In seconds, storm clouds had rushed in all around the lightning, and the dark, ominous mass cloaked the island and cast everything in an eerie, purplish shadow. The wind picked up, howling around us like a pack of greywolves, and more and more lightning blasted up out of the magiers’ hands and sizzled in the sky. The eerie purple streaks matched the power glowing in the magiers’ eyes.

The members of the Bastard Brigade had finally shown themselves.

But those weren’t just magiers on the ship—they were weather magiers, and they were all working together to create one massive, deadly storm.

The water in the harbor started to pitch, buck, and heave in time to the howling wind. One particularly large wave arced over the bridge railing and crashed down on the flagstones, soaking me to the bone. I gasped at the shock of the cold water and swiped my wet hair out of my eyes. When I could focus again, I realized just how much worse things had gotten in the space of those few seconds.

The weather magiers had quit sending their power up into the sky and were now moving their hands in unison. An instant later, a single enormous bolt of purple lightning streaked down and slammed into the harbor off to my right, in between their ship and where my friends and I were standing on the bridge. The resulting concussive boom was so loud that I couldn’t hear myself think for several seconds.

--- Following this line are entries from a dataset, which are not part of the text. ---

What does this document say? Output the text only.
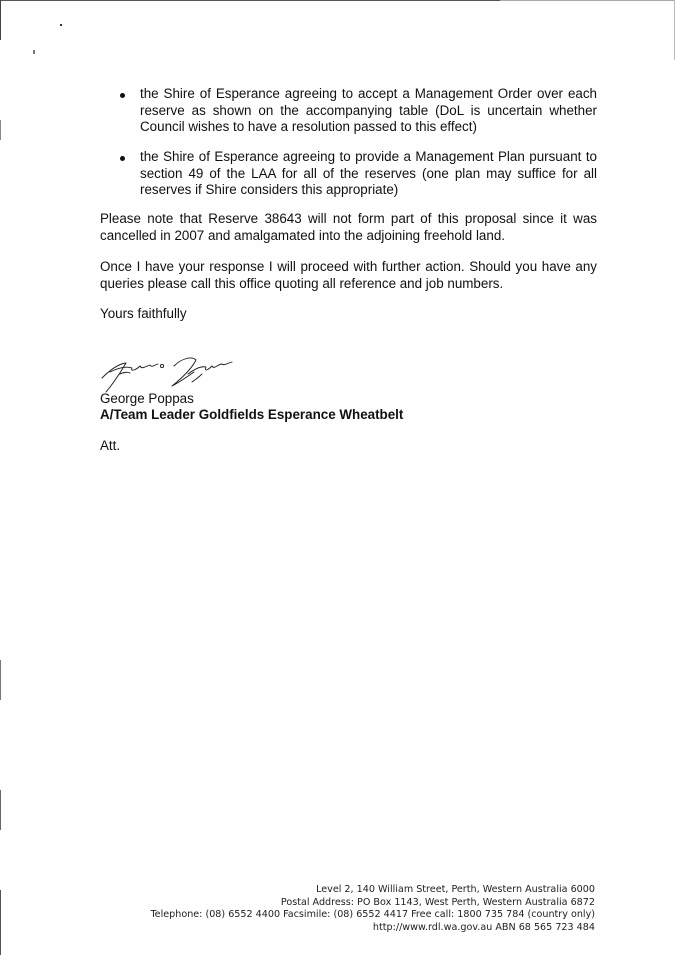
the Shire of Esperance agreeing to accept a Management Order over each reserve as shown on the accompanying table (DoL is uncertain whether Council wishes to have a resolution passed to this effect)
the Shire of Esperance agreeing to provide a Management Plan pursuant to section 49 of the LAA for all of the reserves (one plan may suffice for all reserves if Shire considers this appropriate)
Please note that Reserve 38643 will not form part of this proposal since it was cancelled in 2007 and amalgamated into the adjoining freehold land.
Once I have your response I will proceed with further action. Should you have any queries please call this office quoting all reference and job numbers.
Yours faithfully
George Poppas
A/Team Leader Goldfields Esperance Wheatbelt
Att.
Level 2, 140 William Street, Perth, Western Australia 6000
Postal Address: PO Box 1143, West Perth, Western Australia 6872
Telephone: (08) 6552 4400 Facsimile: (08) 6552 4417 Free call: 1800 735 784 (country only)
http://www.rdl.wa.gov.au ABN 68 565 723 484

But I could clearly see the water rising in the distance.

As soon as the lightning hit the water, the magiers began to move their hands in rapid unison, as though they were knitters stitching together an elaborate blanket. Except this blanket wasn’t made of soft wool—it was comprised of cold, crushing water.

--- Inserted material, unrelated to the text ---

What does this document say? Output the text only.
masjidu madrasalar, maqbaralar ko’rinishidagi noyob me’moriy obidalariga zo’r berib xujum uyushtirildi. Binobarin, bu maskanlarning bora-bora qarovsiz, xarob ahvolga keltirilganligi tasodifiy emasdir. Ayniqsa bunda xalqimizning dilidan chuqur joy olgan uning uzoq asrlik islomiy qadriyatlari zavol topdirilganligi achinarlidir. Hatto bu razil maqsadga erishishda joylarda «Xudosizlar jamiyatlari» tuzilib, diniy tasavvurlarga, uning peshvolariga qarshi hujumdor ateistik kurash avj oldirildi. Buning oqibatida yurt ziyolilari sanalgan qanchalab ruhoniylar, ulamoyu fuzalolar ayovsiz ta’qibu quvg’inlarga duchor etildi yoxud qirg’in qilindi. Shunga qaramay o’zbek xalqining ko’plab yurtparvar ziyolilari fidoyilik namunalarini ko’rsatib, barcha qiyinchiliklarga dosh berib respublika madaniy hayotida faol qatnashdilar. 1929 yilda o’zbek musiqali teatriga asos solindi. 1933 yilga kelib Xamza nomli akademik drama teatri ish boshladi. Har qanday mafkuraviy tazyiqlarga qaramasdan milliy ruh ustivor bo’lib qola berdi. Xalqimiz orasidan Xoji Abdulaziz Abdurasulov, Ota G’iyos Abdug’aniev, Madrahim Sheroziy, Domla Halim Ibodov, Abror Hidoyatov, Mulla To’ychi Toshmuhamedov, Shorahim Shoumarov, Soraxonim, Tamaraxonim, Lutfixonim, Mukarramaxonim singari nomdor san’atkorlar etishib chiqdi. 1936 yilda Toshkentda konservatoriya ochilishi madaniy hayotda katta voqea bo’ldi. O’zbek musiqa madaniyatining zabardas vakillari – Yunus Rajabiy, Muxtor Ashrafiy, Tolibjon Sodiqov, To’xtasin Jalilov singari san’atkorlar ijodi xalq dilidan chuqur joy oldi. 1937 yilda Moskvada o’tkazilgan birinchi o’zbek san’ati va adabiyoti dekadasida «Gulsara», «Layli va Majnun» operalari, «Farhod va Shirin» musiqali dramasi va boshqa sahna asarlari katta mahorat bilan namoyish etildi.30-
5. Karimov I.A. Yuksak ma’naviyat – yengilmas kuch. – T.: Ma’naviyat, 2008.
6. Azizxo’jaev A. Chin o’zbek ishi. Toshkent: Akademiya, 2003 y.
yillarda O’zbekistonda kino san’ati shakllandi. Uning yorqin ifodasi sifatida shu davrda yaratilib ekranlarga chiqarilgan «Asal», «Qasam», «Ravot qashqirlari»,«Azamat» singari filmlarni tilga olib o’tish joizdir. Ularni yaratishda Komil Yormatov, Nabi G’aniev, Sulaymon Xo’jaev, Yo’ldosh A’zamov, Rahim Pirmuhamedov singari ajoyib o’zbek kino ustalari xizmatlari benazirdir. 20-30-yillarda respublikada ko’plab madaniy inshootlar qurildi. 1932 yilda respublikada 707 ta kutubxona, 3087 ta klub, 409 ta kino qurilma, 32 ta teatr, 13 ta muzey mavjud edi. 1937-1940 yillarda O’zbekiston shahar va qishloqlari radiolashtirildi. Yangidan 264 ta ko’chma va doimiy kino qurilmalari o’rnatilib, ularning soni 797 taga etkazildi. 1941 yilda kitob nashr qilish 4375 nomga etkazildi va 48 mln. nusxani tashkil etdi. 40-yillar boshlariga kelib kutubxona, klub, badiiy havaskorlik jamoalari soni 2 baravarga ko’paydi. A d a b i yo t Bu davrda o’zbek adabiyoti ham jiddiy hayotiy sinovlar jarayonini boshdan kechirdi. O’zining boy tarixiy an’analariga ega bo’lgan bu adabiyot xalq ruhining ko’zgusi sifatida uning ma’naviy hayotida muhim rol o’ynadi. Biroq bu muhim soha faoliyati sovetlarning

One wave lifted off the surface of the harbor, then another, then another. In an instant they had all gelled into a single wave, a solid line of water that just kept growing higher and higher and higher. Ten feet, twenty, fifty, a hundred. The wave just kept climbing and climbing and climbing, like it was somehow sliding up a staircase. The water also crackled with that eerie purple lightning, sucking up all the magiers’ power and seemingly hungry for more, as though it were a living thing, a cold, wet kraken eager to gobble up everything in its path.

Including me.

I always have contingency plans in place, in case things go wrong, Maximus’s snide voice whispered in my mind.

This had to be one of those plans. I’d taken away his pets, and he’d unleashed these weather magiers on me in return. Except the Bastard Brigade wasn’t just trying to assassinate me.

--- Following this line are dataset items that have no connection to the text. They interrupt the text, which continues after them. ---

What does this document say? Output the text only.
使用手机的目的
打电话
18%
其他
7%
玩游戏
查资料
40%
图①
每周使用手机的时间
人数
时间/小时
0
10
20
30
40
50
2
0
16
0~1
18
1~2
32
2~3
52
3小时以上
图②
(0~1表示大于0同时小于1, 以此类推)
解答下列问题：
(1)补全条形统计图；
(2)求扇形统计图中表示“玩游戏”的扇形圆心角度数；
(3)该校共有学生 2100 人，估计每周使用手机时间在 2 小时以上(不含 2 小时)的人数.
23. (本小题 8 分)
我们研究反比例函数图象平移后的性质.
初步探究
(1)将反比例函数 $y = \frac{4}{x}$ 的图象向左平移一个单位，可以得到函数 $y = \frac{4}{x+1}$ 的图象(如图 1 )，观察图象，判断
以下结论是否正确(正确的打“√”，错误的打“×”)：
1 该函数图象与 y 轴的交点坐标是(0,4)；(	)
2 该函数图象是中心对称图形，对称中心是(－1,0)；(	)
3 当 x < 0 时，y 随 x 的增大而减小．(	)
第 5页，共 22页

No, this time Maximus was determined to kill us all.





Chapter Twenty-Two


Perhaps it was the cold water that had crashed over me, or the sheer size, scope, and audacity of Maximus’s plan, but I stood there, frozen in place, eyes wide, completely dumbfounded, staring up at the wall of water that kept getting higher and higher and closer and closer to the bridge.

The other people on the bridge saw the wave too, and they started screaming and stampeding back to the closest end. But that wouldn’t save them. The wave was almost as wide as the length of the bridge now, and the resulting crash would crush and drown everyone in the immediate vicinity, whether they were actually on the span or over on the Bellonan shore.

Unless I stopped it.

“Evie!” Sullivan yelled. “We have to get off the bridge!”

The howling wind drowned out his voice and swept his words away. He held out his hand, but I shook my head.

“No! Get behind me!” I shouted back. “Tell everyone to get behind me and hang on to the bridge railing! I’m going to try to stop the wave with my immunity! It’s the only chance we have!”

Sullivan turned around, yelling out my instructions. Paloma started toward me, but I shook my head and stabbed my finger at the railing behind me. She didn’t like my order, but she reluctantly grabbed hold of the railing, right alongside Xenia. Serilda and Cho were hunkered down next to them, along with Auster and Leonidas.

The boy was clutching the railing so tightly that his knuckles stood out like white bruises against his skin, but his features were more resigned than frightened. He must have seen this sort of attack before, and he thought we were doomed. Maybe we were, but I was still going to fight until the wave hit me and the water pulled me under and drowned me for good.

Everyone else was looking at the wave, watching it come with a mixture of growing fear and dread, but to my surprise, Serilda was staring at me, instead of the rising water.